Gov. Jared Polis is abusing his emergency powers by keeping C&C Coffee and Kitchen closed indefinitely, basically stating he will reopen the Castle Rock restaurant when he’s good and ready.
The governor’s statement about the restaurant allowing dine-in service on Mother’s Day screams of retaliation for defying his closure order, which has dragged on now for at least 50 days.
Restaurants are reopening across the nation, but this operation dared question Polis’s indefinite ban on restaurant dining (until Polis’s pandemic polling tells him otherwise) and had the audacity to try and save their business.
Restaurants were the first businesses Polis ordered to shut down in early March. Since then, nearly 107,000 Coloradans have been tested for the coronavirus, nearly 20,000 tests were positive and more than 3,600 got so sick they were hospitalized.

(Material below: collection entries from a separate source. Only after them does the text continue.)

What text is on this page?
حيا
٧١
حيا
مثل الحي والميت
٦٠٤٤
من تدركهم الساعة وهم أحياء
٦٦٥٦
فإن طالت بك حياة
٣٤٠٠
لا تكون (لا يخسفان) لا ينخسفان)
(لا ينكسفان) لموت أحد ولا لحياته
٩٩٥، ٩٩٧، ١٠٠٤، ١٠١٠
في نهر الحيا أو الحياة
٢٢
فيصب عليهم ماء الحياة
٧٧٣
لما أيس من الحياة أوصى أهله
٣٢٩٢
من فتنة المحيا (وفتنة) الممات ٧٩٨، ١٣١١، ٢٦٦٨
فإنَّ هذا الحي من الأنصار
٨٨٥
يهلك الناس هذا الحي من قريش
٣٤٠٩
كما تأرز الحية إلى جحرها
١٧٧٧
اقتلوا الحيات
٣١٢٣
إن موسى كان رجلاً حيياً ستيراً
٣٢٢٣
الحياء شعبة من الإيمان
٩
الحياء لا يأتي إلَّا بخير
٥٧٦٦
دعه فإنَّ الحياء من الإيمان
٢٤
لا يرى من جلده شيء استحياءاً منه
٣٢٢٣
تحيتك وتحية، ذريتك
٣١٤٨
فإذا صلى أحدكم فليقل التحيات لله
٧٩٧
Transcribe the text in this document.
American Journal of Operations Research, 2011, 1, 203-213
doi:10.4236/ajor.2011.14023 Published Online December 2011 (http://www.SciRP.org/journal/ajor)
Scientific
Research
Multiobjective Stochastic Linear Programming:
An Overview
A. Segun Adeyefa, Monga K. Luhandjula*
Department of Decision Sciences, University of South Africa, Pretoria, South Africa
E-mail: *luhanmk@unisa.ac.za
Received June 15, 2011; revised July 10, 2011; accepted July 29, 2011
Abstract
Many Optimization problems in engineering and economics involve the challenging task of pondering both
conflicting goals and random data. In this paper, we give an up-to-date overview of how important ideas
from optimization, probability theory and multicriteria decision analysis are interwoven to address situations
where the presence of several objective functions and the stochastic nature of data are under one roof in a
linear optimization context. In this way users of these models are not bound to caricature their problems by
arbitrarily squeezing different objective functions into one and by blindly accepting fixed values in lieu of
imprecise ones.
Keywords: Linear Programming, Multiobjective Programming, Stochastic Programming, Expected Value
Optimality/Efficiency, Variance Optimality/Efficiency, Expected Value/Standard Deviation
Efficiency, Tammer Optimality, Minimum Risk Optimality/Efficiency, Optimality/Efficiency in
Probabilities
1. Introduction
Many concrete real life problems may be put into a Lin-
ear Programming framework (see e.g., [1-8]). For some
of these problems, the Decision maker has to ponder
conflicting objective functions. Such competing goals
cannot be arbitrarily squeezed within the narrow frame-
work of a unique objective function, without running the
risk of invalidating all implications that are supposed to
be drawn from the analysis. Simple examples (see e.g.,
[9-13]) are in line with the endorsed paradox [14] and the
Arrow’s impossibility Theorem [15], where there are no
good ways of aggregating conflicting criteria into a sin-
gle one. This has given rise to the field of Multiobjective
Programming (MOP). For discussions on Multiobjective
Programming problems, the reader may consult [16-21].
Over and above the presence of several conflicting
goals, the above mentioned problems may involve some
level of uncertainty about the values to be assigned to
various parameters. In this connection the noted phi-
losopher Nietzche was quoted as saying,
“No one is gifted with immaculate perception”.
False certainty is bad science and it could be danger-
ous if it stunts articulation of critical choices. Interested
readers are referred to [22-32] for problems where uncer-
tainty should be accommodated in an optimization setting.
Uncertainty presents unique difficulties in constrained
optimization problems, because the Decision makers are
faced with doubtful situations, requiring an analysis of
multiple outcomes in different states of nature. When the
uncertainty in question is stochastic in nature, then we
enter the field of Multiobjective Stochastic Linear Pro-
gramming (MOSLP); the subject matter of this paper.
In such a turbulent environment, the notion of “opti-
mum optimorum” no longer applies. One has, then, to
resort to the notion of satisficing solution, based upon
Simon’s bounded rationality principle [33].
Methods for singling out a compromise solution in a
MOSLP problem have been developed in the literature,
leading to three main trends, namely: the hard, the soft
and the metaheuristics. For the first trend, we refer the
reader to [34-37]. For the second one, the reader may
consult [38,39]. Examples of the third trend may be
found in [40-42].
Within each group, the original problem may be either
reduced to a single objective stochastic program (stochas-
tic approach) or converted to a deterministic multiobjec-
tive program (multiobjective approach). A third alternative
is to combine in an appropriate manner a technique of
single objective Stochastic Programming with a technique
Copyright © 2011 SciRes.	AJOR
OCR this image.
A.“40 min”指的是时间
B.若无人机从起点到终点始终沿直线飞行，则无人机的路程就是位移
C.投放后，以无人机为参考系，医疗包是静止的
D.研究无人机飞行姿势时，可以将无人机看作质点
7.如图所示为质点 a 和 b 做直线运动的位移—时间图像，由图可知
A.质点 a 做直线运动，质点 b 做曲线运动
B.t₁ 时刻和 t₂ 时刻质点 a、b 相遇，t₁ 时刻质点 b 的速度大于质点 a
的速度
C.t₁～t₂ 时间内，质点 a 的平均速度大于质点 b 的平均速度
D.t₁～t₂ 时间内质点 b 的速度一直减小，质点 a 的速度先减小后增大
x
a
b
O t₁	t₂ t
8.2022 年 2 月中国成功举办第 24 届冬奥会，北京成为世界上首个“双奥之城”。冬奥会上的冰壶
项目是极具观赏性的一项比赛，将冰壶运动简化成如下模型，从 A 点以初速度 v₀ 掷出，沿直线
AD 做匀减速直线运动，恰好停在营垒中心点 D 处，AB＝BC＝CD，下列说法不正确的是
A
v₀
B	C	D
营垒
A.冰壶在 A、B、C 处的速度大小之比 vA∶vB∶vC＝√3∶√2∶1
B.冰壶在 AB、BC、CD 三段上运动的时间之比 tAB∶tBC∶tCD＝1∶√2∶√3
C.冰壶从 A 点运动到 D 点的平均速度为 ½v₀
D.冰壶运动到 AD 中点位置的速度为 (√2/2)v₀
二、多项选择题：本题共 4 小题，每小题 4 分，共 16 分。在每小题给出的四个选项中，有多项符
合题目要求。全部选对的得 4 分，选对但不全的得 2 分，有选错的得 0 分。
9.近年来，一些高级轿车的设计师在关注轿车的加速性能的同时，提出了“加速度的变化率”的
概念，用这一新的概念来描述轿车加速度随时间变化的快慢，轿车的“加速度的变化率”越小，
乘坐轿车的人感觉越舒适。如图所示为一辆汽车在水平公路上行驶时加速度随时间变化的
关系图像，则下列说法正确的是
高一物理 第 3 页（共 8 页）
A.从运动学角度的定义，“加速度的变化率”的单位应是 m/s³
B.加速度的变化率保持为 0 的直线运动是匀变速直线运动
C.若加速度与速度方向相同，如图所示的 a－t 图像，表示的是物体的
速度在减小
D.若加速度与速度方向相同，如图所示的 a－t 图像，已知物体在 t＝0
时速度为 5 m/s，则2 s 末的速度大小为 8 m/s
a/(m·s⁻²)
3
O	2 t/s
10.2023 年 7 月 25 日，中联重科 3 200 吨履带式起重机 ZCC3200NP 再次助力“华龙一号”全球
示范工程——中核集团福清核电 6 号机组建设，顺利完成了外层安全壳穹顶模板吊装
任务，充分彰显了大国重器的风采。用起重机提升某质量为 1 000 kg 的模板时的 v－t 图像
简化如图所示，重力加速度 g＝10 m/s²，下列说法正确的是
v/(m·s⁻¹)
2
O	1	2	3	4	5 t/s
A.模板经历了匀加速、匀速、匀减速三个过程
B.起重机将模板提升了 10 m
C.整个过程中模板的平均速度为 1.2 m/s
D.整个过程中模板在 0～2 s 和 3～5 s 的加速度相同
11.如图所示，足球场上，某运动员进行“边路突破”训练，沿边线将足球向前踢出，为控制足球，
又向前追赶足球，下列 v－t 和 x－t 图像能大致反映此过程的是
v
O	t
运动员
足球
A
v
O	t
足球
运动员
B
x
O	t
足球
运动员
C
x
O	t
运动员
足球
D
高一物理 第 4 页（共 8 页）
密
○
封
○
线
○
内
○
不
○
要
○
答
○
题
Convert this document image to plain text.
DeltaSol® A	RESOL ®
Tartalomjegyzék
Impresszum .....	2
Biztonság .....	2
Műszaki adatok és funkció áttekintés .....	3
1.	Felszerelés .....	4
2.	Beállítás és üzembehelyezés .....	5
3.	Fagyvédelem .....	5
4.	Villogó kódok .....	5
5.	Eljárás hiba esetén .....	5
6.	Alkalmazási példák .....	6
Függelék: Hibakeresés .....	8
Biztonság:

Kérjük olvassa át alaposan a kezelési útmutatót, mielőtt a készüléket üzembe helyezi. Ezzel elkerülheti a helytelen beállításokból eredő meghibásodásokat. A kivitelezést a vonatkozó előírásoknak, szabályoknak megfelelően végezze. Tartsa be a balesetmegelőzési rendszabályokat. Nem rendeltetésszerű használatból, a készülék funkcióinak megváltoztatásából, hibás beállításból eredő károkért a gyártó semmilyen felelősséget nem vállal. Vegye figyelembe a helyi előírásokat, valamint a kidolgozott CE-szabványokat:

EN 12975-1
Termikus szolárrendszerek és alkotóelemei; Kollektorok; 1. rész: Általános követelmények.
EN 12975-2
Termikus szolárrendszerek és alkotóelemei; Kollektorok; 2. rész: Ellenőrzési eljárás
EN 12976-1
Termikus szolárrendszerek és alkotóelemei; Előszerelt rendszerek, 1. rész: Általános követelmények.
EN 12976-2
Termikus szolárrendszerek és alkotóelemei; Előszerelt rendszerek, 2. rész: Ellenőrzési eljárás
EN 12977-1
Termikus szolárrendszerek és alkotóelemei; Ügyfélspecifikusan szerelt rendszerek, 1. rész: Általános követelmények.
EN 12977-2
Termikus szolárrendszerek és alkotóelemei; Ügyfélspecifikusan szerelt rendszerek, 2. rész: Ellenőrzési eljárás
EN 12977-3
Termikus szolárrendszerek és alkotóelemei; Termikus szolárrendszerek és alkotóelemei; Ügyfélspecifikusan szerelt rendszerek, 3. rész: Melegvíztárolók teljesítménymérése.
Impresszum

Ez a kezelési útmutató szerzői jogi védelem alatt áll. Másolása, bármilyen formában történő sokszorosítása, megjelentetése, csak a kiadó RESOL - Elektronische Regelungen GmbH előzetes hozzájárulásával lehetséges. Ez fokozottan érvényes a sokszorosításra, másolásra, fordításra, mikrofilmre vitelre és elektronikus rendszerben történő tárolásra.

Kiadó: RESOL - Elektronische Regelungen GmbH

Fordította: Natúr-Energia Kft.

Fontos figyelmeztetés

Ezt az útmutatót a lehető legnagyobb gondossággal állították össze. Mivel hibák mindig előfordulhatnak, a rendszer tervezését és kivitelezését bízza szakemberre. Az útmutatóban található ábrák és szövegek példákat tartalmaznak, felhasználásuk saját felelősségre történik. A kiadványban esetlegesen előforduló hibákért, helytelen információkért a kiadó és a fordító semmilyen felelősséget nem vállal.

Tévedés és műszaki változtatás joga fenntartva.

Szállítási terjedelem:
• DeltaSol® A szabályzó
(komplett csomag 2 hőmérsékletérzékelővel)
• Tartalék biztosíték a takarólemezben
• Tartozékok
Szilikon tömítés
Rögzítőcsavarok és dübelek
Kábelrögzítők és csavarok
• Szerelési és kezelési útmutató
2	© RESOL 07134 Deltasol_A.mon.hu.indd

Sadly, the death certificates for 987 people say COVID-19 is to blame.
Medical and government officials haven’t told us much about hot spots and where the virus has been spreading rapidly other than hospitals, nursing homes, and jails. But the one fact we know for certain, it wasn’t being spread by dining in closed restaurants.
Here’s the video captured of the renegade restaurant and their customers.
Happy Mother’s Day from C& C in Castle Rock, where the owner said this is almost double a normal Mother’s Day. pic.twitter.com/cPSzjmAfAg
— Nick Puckett (@nick__puckett) May 10, 2020
Polis is treating the business like a child who opened a present before their birthday and the governor is punishing the child by throwing the present into the trash.
Only this isn’t some Made in China Barbie Doll, this business is the livelihood for many people.
“It’s unfortunate that the owners and the employees of C&C Coffee and Kitchen will have to suffer the economic loss of a prolonged closure when other restaurants across the state are likely opening and welcoming customers,” he said. “It’s really unfortunate that they’ll remain shuttered indefinitely until they can resolve the health hazard.”
Polis said he was upset that employees weren’t wearing PPEs, but what we noticed is the customers who didn’t think it necessary to wear a mask, which makes them all easily identifiable.
So what next for our new Polis Police State?
Is the governor going to send the cops out to ticket the customers? Arrest them and put them in jail with the owners?
It’s ironic the cash-strapped owners face fines up to $1,000 or up to a year in jail, especially since jail is one of the few places we’ve been told is a hot spot for the virus.